La biblioteca del Voramar






Resulta difícil concebir que alguna vez hubo vida en el parking del Voramar. Que entraban y salían coches. Que alguien se encargaba de controlar la entrada. Que desde ahí se podía acceder a una recepción. Que el lugar reflejaba la fuerza de los sueños de los que se acercan al mar para disfrutar. Seguro había familias o parejas que llegaban a ese parking después de un largo viaje. Desembarcaban y movían sus bártulos con ilusión. Luego bajaban unos días a disfrutar la bahía que se extiende hasta Rosas y de las olas que pegan frescas y blancas en los acantilados del pueblo.
Es increíble que ese edificio cuadrado, de ventanas cerradas y con tablones de madera en cada postigón de planta baja, pueda haber sentido alguna vez el fragor de voces retumbando como olas entre sus paredes. Hasta el verano pasado, esa piscina, construida sobre las rocas, funcionó como una barbacoa. Se podían disfrutar pinchos con pescado, bacalao y pollo y algún gin tonic en la punta de la bahía. Este año ni siquiera ha  abierto. Está resquebrajada y sucia.
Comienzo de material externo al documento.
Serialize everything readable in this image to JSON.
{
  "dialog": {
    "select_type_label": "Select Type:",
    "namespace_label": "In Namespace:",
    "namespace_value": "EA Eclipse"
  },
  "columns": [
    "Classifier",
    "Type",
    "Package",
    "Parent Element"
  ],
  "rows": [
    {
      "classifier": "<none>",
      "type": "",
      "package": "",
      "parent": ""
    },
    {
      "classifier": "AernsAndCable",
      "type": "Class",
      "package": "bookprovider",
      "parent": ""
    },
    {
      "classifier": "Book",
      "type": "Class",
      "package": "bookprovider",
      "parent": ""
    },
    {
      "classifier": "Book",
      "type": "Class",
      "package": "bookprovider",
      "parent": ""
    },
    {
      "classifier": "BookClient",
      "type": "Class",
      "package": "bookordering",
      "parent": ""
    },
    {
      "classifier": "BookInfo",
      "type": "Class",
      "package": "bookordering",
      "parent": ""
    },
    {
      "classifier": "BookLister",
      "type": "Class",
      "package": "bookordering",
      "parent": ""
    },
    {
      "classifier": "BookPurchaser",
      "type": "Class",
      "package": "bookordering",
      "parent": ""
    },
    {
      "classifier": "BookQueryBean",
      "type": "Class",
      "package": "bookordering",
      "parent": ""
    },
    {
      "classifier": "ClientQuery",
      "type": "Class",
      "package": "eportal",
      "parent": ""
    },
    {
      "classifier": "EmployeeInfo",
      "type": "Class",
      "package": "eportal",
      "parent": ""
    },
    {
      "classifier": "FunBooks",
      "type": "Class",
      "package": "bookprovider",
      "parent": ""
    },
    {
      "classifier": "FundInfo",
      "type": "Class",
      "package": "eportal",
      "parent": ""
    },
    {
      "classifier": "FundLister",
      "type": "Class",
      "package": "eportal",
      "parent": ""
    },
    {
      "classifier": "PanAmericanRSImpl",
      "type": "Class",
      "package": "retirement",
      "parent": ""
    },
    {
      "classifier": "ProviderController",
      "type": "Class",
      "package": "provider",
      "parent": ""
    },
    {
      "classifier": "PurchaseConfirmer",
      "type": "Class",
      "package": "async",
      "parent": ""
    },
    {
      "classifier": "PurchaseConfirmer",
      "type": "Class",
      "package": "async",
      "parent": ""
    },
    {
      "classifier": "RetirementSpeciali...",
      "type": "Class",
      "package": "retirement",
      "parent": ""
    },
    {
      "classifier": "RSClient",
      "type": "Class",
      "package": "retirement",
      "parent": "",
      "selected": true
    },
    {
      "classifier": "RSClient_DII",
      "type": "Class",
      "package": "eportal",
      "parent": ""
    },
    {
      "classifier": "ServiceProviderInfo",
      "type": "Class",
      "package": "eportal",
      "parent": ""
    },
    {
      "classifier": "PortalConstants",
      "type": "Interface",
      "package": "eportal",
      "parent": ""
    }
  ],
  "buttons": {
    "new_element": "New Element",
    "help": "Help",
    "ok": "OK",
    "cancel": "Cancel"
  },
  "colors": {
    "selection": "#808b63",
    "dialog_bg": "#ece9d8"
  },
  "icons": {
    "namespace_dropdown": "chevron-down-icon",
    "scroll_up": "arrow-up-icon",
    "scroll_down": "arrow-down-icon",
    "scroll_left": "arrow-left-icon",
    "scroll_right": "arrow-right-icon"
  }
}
El Voramar, la  mole que está al frente de la calle angosta que bordea el mar pide una urgente demolición.    El lugar ha ignorado completamente el verano. En una de las primeras tardes de otoño , se puede intuir la presencia del “ quemado” el personaje de Bolaño que culmina sus veranos  junto a los barquitos a pedales de Blanes. Ese y otros fantasmas vienen a visitar las inmediaciones de ese edificio tétrico, el Voramar.
Nos acercamos con una especie de devoción mítica. La existencia de la biblioteca secreta nos ha cautivado. “Una biblioteca que puede resolver el enigma de esta sociedad”. Así la ha definido Octavio. Detrás de los tablones raídos por el agua salada y castigados por el Levante, el Poniente, el Garbí, la Tramuntana y demás vientos que azotan el pueblo, puede encontrarse, según Octavio, esa biblioteca.
 Los balcones rosados, la silueta de edificio franquista, la miseria austera recuerda a otras pensiones de L´Escala y de toda España. El edificio es un mamotreto que ha perdido todo el sentido. Tal vez fueron los típicos problemas de sucesión generacional los que pueden haberse intrincado en ramificaciones legales. Quizás el Voramar, plantado en la punta de la bahía ha sido una simple víctima del tiempo. Igual que ese otro hotel decadente imaginado por Bolaño, el Hotel Costa Brava de Blanes.
Atravesamos los pasillos en tinieblas de la planta baja, subimos por la escalera que parece a punto de derrumbarse. Avanzamos hasta la habitación 304, interna, sin vista al mar. Las vigas se sostienen apenas en el techo. Nuestras cabezas se pueblan de pintura blanca, espesa, que cae a pedazos.  Es imposible avizorar luz en ningún pasillo. Las puertas están selladas. Logramos forzar la puerta. Octavio señala con su linterna en dirección a la pared trasera. Hay un hueco que parece una salida o una entrada. Empujamos la pared. De pronto estamos del otro lado. Allí están, clavados en nosotros, dejándonos en completa evidencia: los ojos tristes y cansados de un gato viejo.